А вторая часть моих исследований, как я уже сказал, связана с изучением палеоклимата, с реконструкцией климатических изменений прошлого по пещерным карбонатам. Это очень интересные объекты — пещеры в Сибири, Монголии.
— Вы часто ездите туда в экспедиции?
— Да, ежегодно. В прошлом году ездил в Монголию. Мы проводим исследования международной компанией — с представителями Оксфордского университета, Геологической службы Израиля, немецкого Бохума (Немецкий музей горного дела в городе Бохум, — прим. Indicator.Ru).
— Наверняка во время экспедиций происходят разные забавные случаи. Расскажите о каком-нибудь из них.
— Жизнь геолога действительно полна различных историй. Расскажу про свою первую экспедицию в Заполярье — тогда я еще учился в аспирантуре. Когда собирался ехать, конечно, я понимал, что там, скажем так, суровый климат. Но я же сам сибиряк, и я решил, что привык к подобного рода условиям. В итоге приехал крайне неподготовленный. Мои друзья, которые там работали, посмотрели на то, как я был снаряжен, и принялись экстренно искать для меня недостающие части экипировки. Та экспедиция стала для меня «курсом молодого бойца», за что я крайне благодарен своему научному руководителю.
— Есть ли какие-то официальные требования, ограничения по здоровью, которые помешали бы человеку стать геологом? Все-таки экспедиции требуют хорошей физической подготовки.
— Существенных требований к здоровью нет. Геологическая наука обширна, можно ей заниматься, не выходя из кабинета. Очень многие исследователи занимаются обработкой данных и их анализом. Но несмотря на отсутствие официальных ограничений для камеральных исследователей, те, кто работает в поле, конечно, должны быть здоровыми, физически крепкими и подготовленными.
— Чем привлекательна (или, может, не очень) современная геология для молодежи?
— Мне кажется, что заниматься сейчас геологией очень интересно, поскольку она решает все больше междисциплинарных задач, которые входят в сферу интересов химии, физики, биологии, математики и информатики. Применяется много изотопных методов исследований, например для датирования. В геологию приходят ребята с физическим бэкграундом, над построением моделей работают математики. Если у вас есть желание работать с интересными природными объектами, то как раз в геологии таких объектов очень много.

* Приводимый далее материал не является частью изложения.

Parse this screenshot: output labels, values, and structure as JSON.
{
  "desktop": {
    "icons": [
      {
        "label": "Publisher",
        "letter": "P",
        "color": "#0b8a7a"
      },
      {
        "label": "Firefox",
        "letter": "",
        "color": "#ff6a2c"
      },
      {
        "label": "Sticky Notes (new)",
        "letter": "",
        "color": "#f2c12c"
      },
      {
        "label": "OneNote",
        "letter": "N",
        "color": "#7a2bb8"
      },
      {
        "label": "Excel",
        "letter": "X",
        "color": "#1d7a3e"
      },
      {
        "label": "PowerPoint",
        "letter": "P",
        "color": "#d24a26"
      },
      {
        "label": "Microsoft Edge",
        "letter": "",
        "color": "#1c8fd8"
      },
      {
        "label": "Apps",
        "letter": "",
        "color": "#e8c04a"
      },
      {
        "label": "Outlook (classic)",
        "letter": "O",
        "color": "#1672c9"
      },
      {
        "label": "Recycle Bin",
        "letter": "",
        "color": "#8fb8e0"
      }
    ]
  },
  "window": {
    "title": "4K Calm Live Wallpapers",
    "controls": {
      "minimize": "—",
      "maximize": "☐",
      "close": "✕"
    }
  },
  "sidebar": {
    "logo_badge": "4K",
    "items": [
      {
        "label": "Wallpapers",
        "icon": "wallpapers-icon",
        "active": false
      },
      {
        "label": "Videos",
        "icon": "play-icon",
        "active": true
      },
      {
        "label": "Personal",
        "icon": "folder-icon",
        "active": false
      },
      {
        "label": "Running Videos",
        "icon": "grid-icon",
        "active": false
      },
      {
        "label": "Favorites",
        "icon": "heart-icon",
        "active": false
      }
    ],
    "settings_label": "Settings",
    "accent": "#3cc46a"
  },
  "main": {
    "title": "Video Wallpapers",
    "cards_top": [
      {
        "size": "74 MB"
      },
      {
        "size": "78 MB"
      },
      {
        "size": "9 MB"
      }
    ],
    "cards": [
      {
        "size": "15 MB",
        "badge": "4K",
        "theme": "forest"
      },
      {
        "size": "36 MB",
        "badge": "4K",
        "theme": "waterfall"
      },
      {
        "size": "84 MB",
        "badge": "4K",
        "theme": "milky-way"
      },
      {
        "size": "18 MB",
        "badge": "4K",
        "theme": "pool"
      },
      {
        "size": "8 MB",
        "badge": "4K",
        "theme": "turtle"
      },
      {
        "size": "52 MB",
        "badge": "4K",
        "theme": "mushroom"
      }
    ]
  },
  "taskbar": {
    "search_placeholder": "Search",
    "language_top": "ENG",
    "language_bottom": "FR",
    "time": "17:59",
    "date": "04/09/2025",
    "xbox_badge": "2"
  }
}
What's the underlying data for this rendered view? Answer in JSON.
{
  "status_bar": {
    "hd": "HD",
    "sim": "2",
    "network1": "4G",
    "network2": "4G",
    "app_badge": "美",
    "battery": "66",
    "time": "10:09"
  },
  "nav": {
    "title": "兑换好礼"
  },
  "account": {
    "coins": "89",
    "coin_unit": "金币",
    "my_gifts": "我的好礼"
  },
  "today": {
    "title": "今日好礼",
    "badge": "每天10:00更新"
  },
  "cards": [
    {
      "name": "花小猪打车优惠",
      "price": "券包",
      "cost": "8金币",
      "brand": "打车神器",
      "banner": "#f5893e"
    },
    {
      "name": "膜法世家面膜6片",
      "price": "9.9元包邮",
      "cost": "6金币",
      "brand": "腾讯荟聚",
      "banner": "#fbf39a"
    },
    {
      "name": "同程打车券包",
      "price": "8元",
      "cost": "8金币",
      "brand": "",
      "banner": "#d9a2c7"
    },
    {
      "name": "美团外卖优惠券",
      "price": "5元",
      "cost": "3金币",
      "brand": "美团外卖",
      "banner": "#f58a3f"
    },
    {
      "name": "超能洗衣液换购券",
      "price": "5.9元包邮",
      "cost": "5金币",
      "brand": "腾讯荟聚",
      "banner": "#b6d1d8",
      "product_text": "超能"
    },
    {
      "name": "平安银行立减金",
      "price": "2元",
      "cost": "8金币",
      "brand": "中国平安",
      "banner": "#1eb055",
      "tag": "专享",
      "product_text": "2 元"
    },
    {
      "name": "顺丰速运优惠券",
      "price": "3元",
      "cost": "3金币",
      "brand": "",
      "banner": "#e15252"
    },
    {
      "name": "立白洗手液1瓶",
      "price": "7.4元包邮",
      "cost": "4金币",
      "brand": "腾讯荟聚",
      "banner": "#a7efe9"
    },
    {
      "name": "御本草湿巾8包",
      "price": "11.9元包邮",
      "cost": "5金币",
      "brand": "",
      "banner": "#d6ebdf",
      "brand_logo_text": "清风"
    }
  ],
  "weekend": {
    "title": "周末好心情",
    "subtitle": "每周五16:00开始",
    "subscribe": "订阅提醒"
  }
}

— То есть объекты остаются все те же, просто новые методы позволяют исследовать их на новом уровне?
— Да, геологические представления об истории Земли, о происходящих под земной корой процессах постоянно меняются. За последнее время существенно изменились даже фундаментальные теории: современные представления о тектонике плит, геодинамике, той же палеоклиматологии.
— Например?
— С появлением современных методов датирования существенно изменились представления о том, как формировались древние континенты, как они двигались и менялись, каковы были их границы. По-новому стали понимать климатические изменения, связанные с геологическими процессами, с вулканизмом, с катастрофами и массовыми вымираниями. Становится более понятным, насколько они были связаны с геологическими процессами. Появилось больше данных о связанных с геодинамикой изменениях климата прошлого, в том числе и об изменениях морских течений, которые определяли смену погоды на континентах и приводили к поверхностному оледенению, формированию арктических и антарктических льдов. Кроме того, появляется больше информации о формировании углеводородов. Практически в каждом направлении есть новые научные достижения.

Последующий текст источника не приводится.